First, the obvious: designer Rachel Roy’s mentions have been a living hell for about two days now thanks to the Beyhive’s insistence that she’s Becky. She didn’t help matters when she posted a picture to Instagram with the caption “good hair don’t care,” basically sealing the deal. But still — Beyoncé fans are slut shaming her like their lives depend on it. It makes you wonder how Beyoncé feels that her fans are making her music release all about Rachel Roy.

But even before Rachel was being targeted, Beyoncé fans decided to drag Kim Kardashian for daring to post some selfies on Saturday night. Kim posted 15 photos of herself and some friends at a wedding around the same time “Lemonade” was premiering. Beyoncé fans took this as a personal insult to Beyoncé for some reason. But instead of just ignoring the pics, Beyoncé fans took Kim’s selfie as an opportunity to slut-shame her.

Do Beyoncé’s fans know they can unfollow Kim and never see her selfies in their timelines? Why does their enjoyment of “Lemonade” also have to include bashing of Kim?

Rachel Roy and Kim K aren’t the only women the Beyhive saw fit to drag this weekend. In a hilarious but also depressing twist, they’ve also gone out of their way to shade Rachael Ray, she of the “30 Minute Meals” fame, for having a similar name to Rachel Roy. You really couldn’t even make this up.

People are also taking “Lemonade” as an opportunity to slut shame Monica Lewinsky all over again, after Monica tweeted that she was afraid to listen to the new album since Beyoncé’s last album threw shade at the former White House intern.

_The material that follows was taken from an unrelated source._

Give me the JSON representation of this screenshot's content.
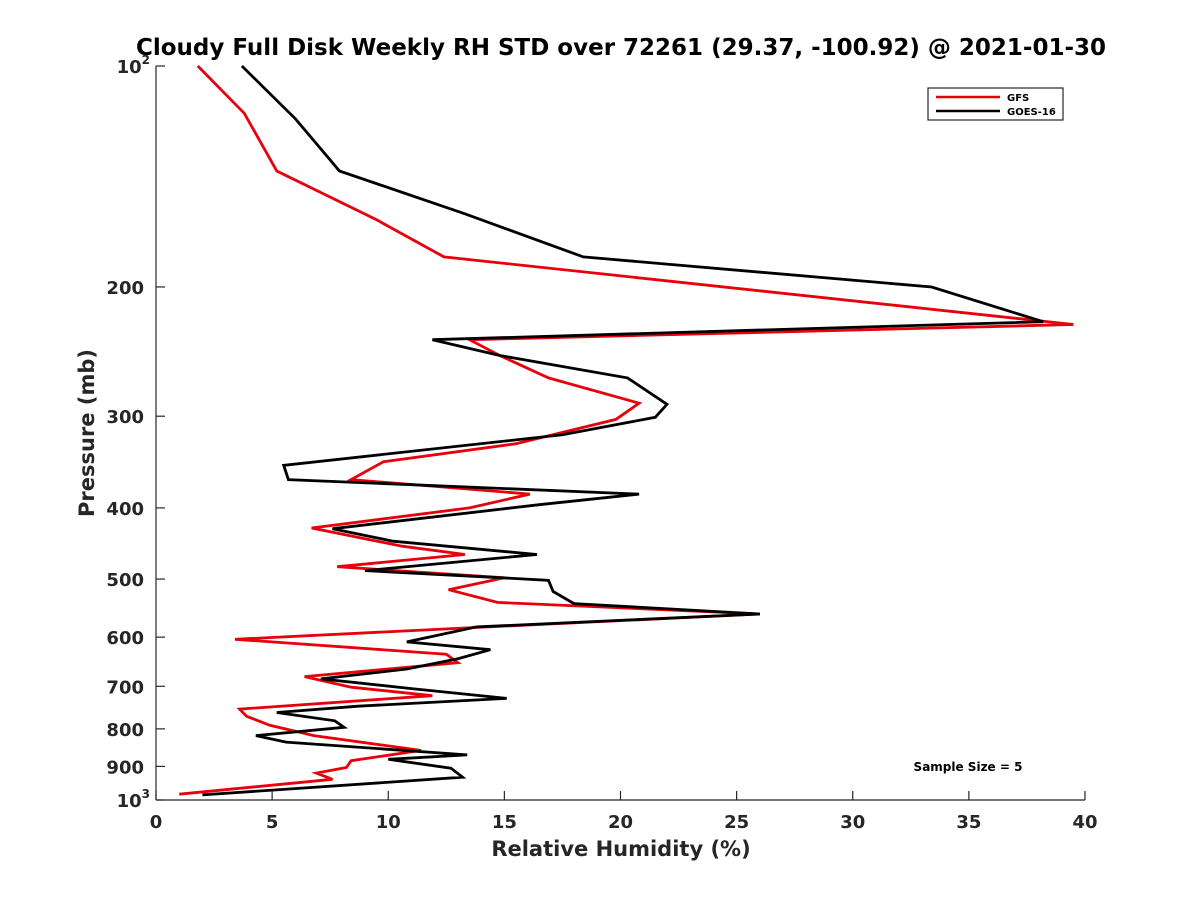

As if Monica hasn’t heard enough from the peanut gallery over the years.

Beyoncé fans really need to chill, for her sake if nothing else. Imagine being Beyoncé right now. Assuming Jay Z really did cheat on her, she’s already been to hell and back. After feeling all the pain that comes along with being betrayed by the person she thought she could trust above all others, she’s decided to forgive her husband and give him a second chance. Not only that, but she’s also decided to turn all of that pain into art — expensive and time-consuming art with an exclusive HBO premiere.

Think about the amount of time and effort she’s put into rehabbing her relationship, making sense of her husband’s infidelity, and turning it all into an album and an hourlong video. And now all anyone’s talking about is who the other woman was. Instead of appreciating “Lemonade,” people are going straight to pointing fingers.

They aren’t even pointing the finger at Jay Z in all this, though. He’s gotten off relatively scot-free, and it’s not surprising. Anyone who’s been cheated on knows how easy it is to blame it all on the other woman. That way, you don’t have to face up to the fact that the man you thought worthy of your love and trusted above everyone else thought nothing of completely betraying your trust. It’s easy to tell yourself that some slut came along and stole him from you, when the truth is he went willingly.

Beyoncé’s fans might think they’re doing her, and all other wronged women, a favor by publicly trashing Rachel, Kim, Monica, and Rachael. But Beyoncé is better than that. It goes without saying that she’s above Twitter shade wars. But she also made clear in “Lemonade” that when it comes to cheating, the person to blame is the cheater. Beyoncé seems to know that giving the other woman the gift of your attention is the wrong move. Cheaters don’t cheat because the other woman is “better.” They do it because of their own insecurities and shortcomings.  Of course it’s natural to resent “Becky with the good hair,” but focusing your ire on the other woman does nothing — and it actually undeservedly elevates her.

So while the Beyhive thinks they’re doing Beyoncé a favor, they’re really just perpetuating the shaming of other women — and making “Lemonade” into something tawdry and gossipy when it should be empowering. I don’t want to speak for Beyoncé, but she’s probably not stoked about it.